Vor diversen Jahren gab es in der Süddeutschen Zeitung die schöne Kolumne „Das Prinzip“, im Wechsel bespielt von Andreas Bernard und Tobias Kniebe. Eines der beobachteten Prinzipien war Ebay. Bernard führte in seinem Text aus, wie es dabei gar nicht so sehr um Schnäppchen oder Geldverdienen ginge, sondern darum, dass jeder auch noch so banale oder abgenutzte Gegenstand seine neue Bestimmung finden kann und jemand anderem nützt. Käufer wie Verkäufer seien Teilnehmer eines „höheren Prinzips, das man als ‚die Ordnung der Dinge‘ bezeichnen könnte“. Nun, ein derartiges Prinzip gibt es auch für das Wissen.

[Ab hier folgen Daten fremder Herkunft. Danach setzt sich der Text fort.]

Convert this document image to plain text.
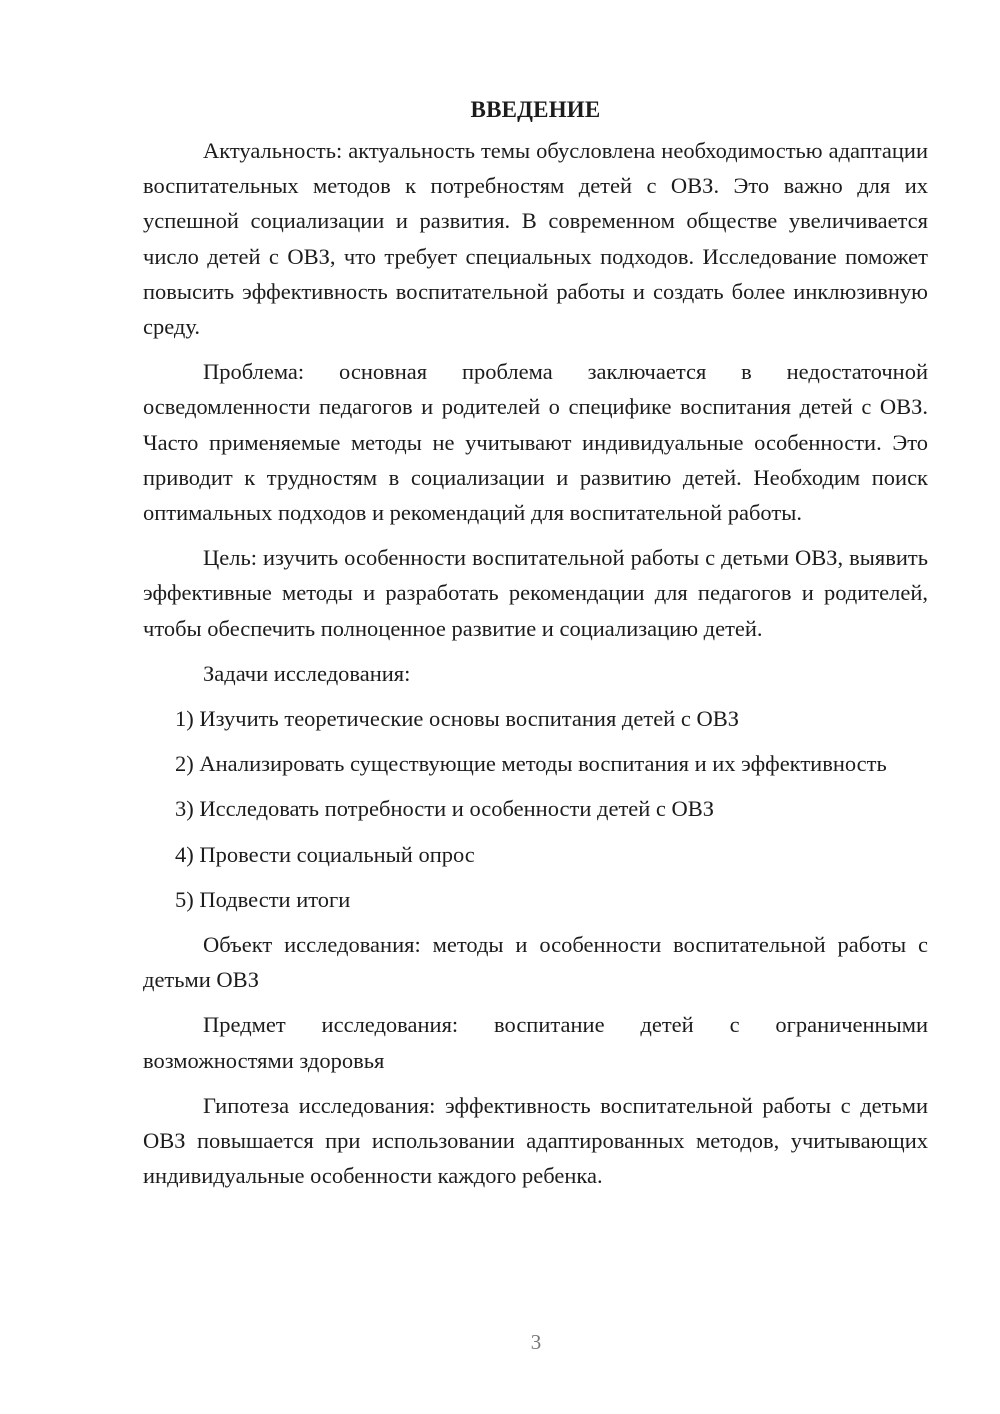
ВВЕДЕНИЕ

Актуальность: актуальность темы обусловлена необходимостью адаптации воспитательных методов к потребностям детей с ОВЗ. Это важно для их успешной социализации и развития. В современном обществе увеличивается число детей с ОВЗ, что требует специальных подходов. Исследование поможет повысить эффективность воспитательной работы и создать более инклюзивную среду.

Проблема: основная проблема заключается в недостаточной осведомленности педагогов и родителей о специфике воспитания детей с ОВЗ. Часто применяемые методы не учитывают индивидуальные особенности. Это приводит к трудностям в социализации и развитию детей. Необходим поиск оптимальных подходов и рекомендаций для воспитательной работы.

Цель: изучить особенности воспитательной работы с детьми ОВЗ, выявить эффективные методы и разработать рекомендации для педагогов и родителей, чтобы обеспечить полноценное развитие и социализацию детей.

Задачи исследования:

1) Изучить теоретические основы воспитания детей с ОВЗ

2) Анализировать существующие методы воспитания и их эффективность

3) Исследовать потребности и особенности детей с ОВЗ

4) Провести социальный опрос

5) Подвести итоги

Объект исследования: методы и особенности воспитательной работы с детьми ОВЗ

Предмет исследования: воспитание детей с ограниченными возможностями здоровья

Гипотеза исследования: эффективность воспитательной работы с детьми ОВЗ повышается при использовании адаптированных методов, учитывающих индивидуальные особенности каждого ребенка.

3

In den letzten Jahren sind Pubquiz (das ist tatsächlich die korrekte Mehrzahlform) sehr populär geworden. Viele werden so etwas schon einmal gemacht haben und den Ablauf kennen: Es bilden sich mehrere Rateteams von typischerweise 4-6 Personen, die in einer Kneipe gegeneinander spielen und an getrennten Tischen sitzen. Auf den Tischen sammelt sich dann nach einiger Zeit eine Unmasse von Gläsern, Zetteln und Stiften an. Die Moderation verliest stolz die kreativ ausgesuchten Fragen, oft aus dem Bereich der Allgemeinbildung, manchmal aber auch ziemlich speziell und jedenfalls eher schwierig. Welcher Künstler der Renaissance liegt im Pantheon in Rom begraben? Ist Jalapeño-Chili schärfer als Habanero? Wie viele Tasten hat ein klassisches Klavier? Oder lustig. Toms Mutter hat drei Kinder: Tick, Trick und …?
Die Teams beraten sich leise und geben ihre Stimme auf einem Zettel ab. Manchmal rutscht jemandem der Geistesblitz laut heraus und wird durch die Kneipe gebrüllt, wonach man sich vorwurfsvoller Blicke und Kommentare der Teamkollegen sicher sein kann. Smartphones sind als Unterstützungswerkzeug nicht immer explizit verboten, verständlicherweise aber sehr verpönt, was manche allerdings nicht begreifen. Die Moderation wertet aus, gibt stolz die Lösungen bekannt (dadurch diverse „verdammt“ und „ich Idiot“ der Teilnehmer provozierend) und kürt das Siegerteam. Letzteres bekommt dann zum Beispiel eine Runde „Baileyguinness“ als Preis. Doch, das kann man trinken.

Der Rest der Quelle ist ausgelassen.